Um dos primeiros resultados positivos deste projeto foi o apoio solidário a Trafó, teatro húngaro cujos recursos, depositados num banco de propriedade russa, foram vedados na sequência da invasão da Ucrânia. Metade dos parceiros do STAGES consentiu a partilha de fundos para que Trafó produza a adaptação da peça de Jérôme Bel e ainda coproduza um espetáculo adicional, na segunda metade do projeto.
Em declarações sobre o STAGES, Serge Rangoni, Diretor Artístico e Diretor Geral do Theatre de Liège, um dos principais parceiros do projeto, declarou que o “STAGES tem um foco na sustentabilidade social e ambiental, que é especialmente relevante para os teatros no contexto da pandemia de Covid-19, pois as instituições em todo o continente procuram novas formas de serem resilientes e restabelecer um relacionamento com o público que viveu imensas transformações sociais.
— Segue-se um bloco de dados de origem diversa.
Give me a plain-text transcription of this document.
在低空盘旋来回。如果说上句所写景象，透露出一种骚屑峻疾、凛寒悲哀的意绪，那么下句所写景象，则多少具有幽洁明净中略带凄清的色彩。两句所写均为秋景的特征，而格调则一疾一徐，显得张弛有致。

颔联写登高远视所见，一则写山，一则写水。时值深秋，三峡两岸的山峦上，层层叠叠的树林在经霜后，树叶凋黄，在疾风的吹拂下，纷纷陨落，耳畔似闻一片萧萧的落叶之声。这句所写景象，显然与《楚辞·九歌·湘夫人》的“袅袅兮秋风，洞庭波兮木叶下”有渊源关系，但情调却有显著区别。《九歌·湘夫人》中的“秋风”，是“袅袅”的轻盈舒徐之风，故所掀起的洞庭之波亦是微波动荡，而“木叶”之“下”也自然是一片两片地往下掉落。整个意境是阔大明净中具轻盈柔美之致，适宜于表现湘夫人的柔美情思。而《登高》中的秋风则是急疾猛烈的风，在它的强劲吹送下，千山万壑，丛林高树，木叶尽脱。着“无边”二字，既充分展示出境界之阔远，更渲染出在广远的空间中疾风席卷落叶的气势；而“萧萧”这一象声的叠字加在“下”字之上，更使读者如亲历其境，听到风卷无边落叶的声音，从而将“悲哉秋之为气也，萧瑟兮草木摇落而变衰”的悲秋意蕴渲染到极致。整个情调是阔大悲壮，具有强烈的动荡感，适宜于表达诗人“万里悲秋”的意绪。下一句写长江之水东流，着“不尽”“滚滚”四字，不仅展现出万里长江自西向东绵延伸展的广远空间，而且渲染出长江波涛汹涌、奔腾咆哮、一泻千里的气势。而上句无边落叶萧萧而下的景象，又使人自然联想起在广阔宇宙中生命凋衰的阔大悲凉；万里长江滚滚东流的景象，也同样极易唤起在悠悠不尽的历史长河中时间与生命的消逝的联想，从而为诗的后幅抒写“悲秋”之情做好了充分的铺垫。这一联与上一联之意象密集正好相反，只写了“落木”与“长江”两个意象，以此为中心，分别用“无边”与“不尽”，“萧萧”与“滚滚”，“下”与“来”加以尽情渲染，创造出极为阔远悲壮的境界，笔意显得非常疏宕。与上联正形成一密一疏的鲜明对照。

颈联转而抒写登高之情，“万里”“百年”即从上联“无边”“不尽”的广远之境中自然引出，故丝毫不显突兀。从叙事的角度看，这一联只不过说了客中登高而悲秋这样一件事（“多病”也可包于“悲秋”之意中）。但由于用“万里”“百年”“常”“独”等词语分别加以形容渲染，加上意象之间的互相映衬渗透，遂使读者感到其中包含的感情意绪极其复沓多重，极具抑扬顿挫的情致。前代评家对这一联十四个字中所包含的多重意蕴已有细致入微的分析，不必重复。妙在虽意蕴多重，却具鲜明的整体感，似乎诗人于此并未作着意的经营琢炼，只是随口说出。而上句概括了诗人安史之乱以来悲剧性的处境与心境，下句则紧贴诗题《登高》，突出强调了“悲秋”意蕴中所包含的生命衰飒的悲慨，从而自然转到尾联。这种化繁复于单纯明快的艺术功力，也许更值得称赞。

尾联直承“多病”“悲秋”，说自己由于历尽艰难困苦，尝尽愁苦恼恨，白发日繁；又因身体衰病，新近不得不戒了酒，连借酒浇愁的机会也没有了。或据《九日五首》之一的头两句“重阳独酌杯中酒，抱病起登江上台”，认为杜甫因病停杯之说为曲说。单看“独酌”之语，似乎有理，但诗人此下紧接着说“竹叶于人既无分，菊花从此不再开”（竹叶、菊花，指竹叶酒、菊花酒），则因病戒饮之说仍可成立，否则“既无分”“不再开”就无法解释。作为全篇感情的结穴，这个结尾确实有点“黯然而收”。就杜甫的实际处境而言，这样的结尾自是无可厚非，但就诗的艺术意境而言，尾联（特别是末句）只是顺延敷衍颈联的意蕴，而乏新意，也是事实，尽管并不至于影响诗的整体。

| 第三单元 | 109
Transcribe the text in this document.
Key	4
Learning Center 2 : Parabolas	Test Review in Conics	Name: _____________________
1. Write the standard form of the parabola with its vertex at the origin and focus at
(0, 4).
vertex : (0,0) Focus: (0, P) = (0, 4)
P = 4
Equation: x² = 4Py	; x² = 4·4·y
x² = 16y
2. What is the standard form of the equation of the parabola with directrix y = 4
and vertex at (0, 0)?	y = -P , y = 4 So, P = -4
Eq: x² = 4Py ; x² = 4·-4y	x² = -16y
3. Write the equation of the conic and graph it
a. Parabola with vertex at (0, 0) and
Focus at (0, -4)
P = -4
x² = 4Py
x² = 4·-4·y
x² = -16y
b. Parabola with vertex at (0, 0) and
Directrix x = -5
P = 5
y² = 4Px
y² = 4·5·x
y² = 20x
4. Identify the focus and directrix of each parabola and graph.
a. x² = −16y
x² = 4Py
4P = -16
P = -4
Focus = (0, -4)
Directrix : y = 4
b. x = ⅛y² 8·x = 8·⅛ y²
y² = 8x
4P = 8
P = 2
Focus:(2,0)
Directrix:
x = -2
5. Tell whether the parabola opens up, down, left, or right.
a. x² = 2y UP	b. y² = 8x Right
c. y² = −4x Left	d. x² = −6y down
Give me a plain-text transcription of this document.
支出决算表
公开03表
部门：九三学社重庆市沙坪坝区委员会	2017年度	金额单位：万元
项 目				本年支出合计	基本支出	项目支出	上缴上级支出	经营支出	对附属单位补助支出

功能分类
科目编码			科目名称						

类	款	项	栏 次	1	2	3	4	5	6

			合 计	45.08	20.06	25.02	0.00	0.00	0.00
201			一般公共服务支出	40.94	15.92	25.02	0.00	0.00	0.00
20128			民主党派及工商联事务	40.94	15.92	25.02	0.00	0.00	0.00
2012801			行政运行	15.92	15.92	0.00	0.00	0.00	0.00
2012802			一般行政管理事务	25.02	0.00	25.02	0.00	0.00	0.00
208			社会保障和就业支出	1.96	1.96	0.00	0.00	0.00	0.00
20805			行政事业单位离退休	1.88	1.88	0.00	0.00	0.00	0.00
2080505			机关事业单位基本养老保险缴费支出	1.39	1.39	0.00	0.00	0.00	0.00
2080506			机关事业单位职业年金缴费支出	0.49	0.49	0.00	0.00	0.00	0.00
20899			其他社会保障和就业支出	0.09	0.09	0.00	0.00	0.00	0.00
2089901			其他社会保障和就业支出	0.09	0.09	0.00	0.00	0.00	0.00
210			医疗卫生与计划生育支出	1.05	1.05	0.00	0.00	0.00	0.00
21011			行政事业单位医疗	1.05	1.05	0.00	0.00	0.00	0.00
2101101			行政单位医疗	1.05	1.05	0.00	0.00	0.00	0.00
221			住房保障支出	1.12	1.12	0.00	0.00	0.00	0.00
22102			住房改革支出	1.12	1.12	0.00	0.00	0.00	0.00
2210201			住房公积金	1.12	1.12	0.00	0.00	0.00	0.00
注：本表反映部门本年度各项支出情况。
Também tenta responder a uma pergunta difícil: é possível que os teatros continuem o seu trabalho presencial, indispensável com o público, em todo o mundo, sem aumentar ainda mais o seu impacto na Terra? E, ao mesmo tempo, o poder abrangente da cultura pode ser usado para ampliar a ambição, a criatividade e a inventividade exibidas durante o périplo STAGES, para mudar a forma como todos interagem com a sustentabilidade?”
Rui Catarino, Presidente do Conselho de Administração do D. Maria II, afirma que “na linha dos Objetivos de Desenvolvimento Sustentável adotados pela ONU, sustentados nos três pilares da sustentabilidade – económica, social e ambiental – aos quais se acrescenta o pilar cultural defendido pela Agenda 21 para a Cultura, o TNDM II tem feito um trajeto, ao longo dos últimos anos, de melhoria contínua do seu desempenho nestas áreas. Isto reflete-se no incremento do serviço público prestado pelo teatro a públicos diversificados, às iniciativas de inclusão social que promove, à diversificação das fontes de receita e, entre outros, ao desempenho ambiental do seu edifício e das suas práticas. O projeto STAGES é da maior importância para o Teatro Nacional D. Maria II, ao colocar um foco na sustentabilidade ambiental e social das artes performativas. Servindo como um laboratório de novas práticas artísticas e operacionais que permitam a redução da pegada carbónica dos teatros, promovendo ao mesmo tempo a participação de grupos tradicionalmente sub-representados no contexto cultural. Ao dedicar-se à “transição verde”, irá incentivar os 14 parceiros internacionais a desenvolver, adotar e disseminar práticas sustentáveis, o que, num contexto de preparação da obra de remodelação que o TNDM II irá sofrer em 2023, se afigura também como uma oportunidade única.”